While inspecting the ship docked at Hall’s wharf, the Free Press correspondent encountered Walter Ross, one of the steamer’s owners. The Rainy River Navigation Company, managed by Ross, was formed to oversee the operation of the Keenora, as well as the steamer Agwinde on the lake. The Keenora was to make a tri-weekly (later daily) run to Fort Francis and the Agwinde provided the connection from there to Beaver Mills.
“It is going to be a big success,” Ross told the correspondent. “The berths are being taken up very rapidly, and letters and telegrams are continually coming to hand asking for rooms on her. A lot of our Rat Portage people also propose going up, and altogether I expect we shall have a pretty full house.”
Several Winnipeggers participated in the maiden voyage of the Keenora to Fort Francis on August 21.
“All spoke in the highest terms of the scenery of the route and the accommodations on the boat” (Free Press, August 23, 1897), “... and those who have returned would emphasize” it was far superior to the average vessel plying lake of the Woods “and add that the interior appointments of the boat are all that could be desired, while the cuisine is first class.
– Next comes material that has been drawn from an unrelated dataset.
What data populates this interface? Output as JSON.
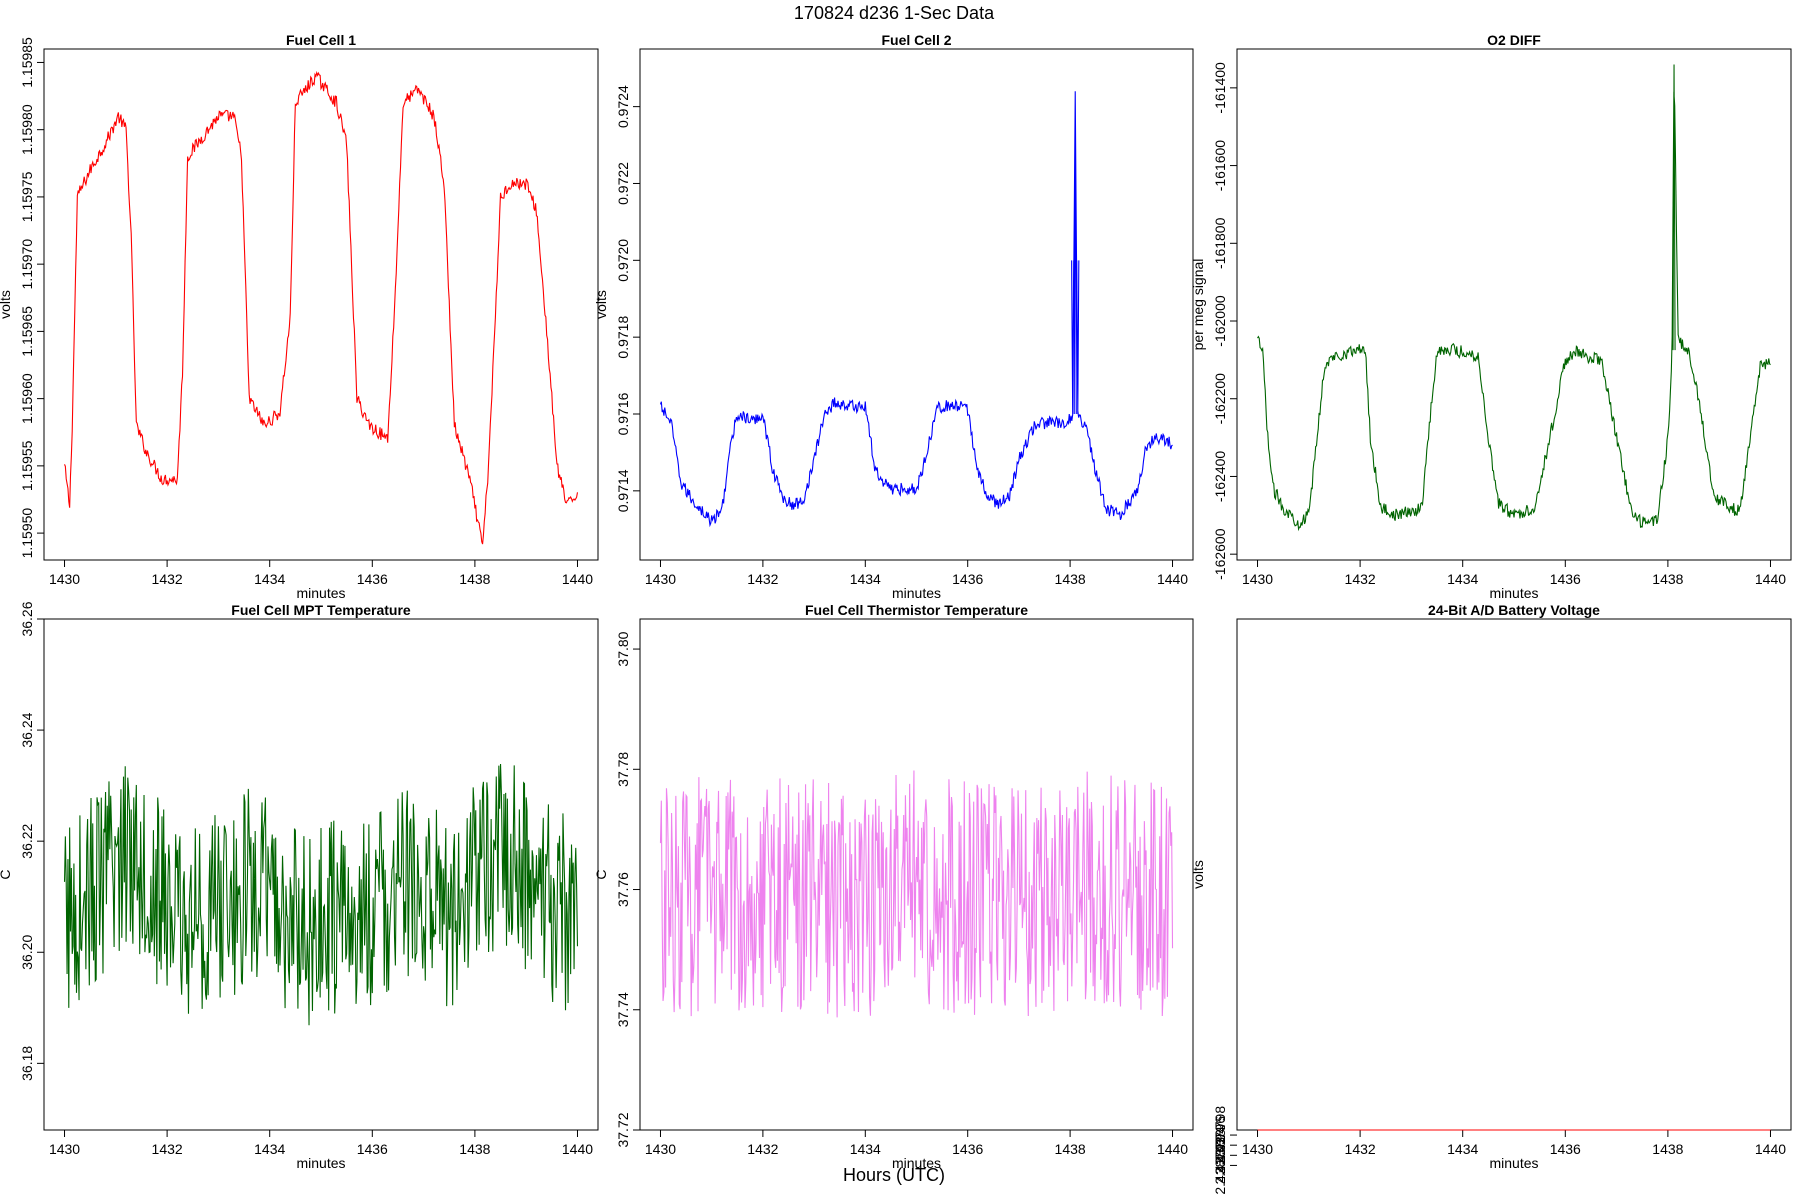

The state rooms are costly furnished, and the cabin is tastefully upholstered, containing every comfort and luxury to be found on all the best eastern ships.”
Later newspaper accounts reported that excursions aboard the Keenora were popular with visitors from Britain and the U.S. According to an article in the July 14, 1906, Free Press, the Keenora had every comfort, convenience and elegance for holiday travel. There was a salon with easy chairs, a “finely arranged dining room with an outlook on the bow end.” And staff were eager to please every whim of the passengers.
The only time in the early history of the vessel that tragedy struck was when Joseph Bourdeau, “the popular young porter” (Free Press, July 22, 1899), fell overboard and drowned. The drowning occurred as the ship was leaving “Mr. Ward’s dock at Little Forks.” Apparently, Bourdeau lost his footing, fell into the water in full view of 60 to 70 passengers, and although a strong swimmer, was carried under by a strong current just 10 metres from shore.
The tenure of the Keenora on Lake of the Woods was somewhat brief. In 1901, the Ontario and Rainy River Railway was built, which had a direct effect on passenger travel aboard the ship. With declining numbers of excursionists caused by railroad transportation, the vessel was docked for five years until the Canadian Northern Railway took over ownership of the Keenora in 1915. 
Advertisements for the sale of the Keenora and Agwinde began to appear in newspapers in 1916. The sale was “pursuant” to the “judge of the Admiralty Court” in Toronto.
A consortium of Winnipeg lawyers, who formed the Lake Winnipeg Navigation Co., Ltd., purchased the Keenora and had it dismantled for shipment to the city by railway flatcar. When being reassembled in Winnipeg, the ship’s hull was extended by 30 feet (9.1 metres), giving the vessel an overall length of 156 feet (48 metres). 
Sixty-five passenger cabins were also built and new machinery installed. A wooden dance floor was installed that went the width of the second deck.
Although seaworthy, the Keenora didn’t sail for another year and instead served as a stationary floating dance hall.
The following spring, the Lake Winnipeg Navigation Company began advertising trips to St. Andrew’s Locks and Victoria Beach. All sailings originated from the foot of St. John’s Avenue. The trip to the rapids was 50-cents for adults and 25-cents for children, while a return far to Victoria Beach was $1.50 with no mention of a children’s fare. 
Later in the navigation season, daily evening trips to Keenora Park with a band and dancing were announced at 50-cents apiece. In addition, there were five trips to Keenora Park on Dominion (Canada) Day 1917. Newspaper accounts from the period indicated that the vessel’s deck was often packed with over 400 excursionists.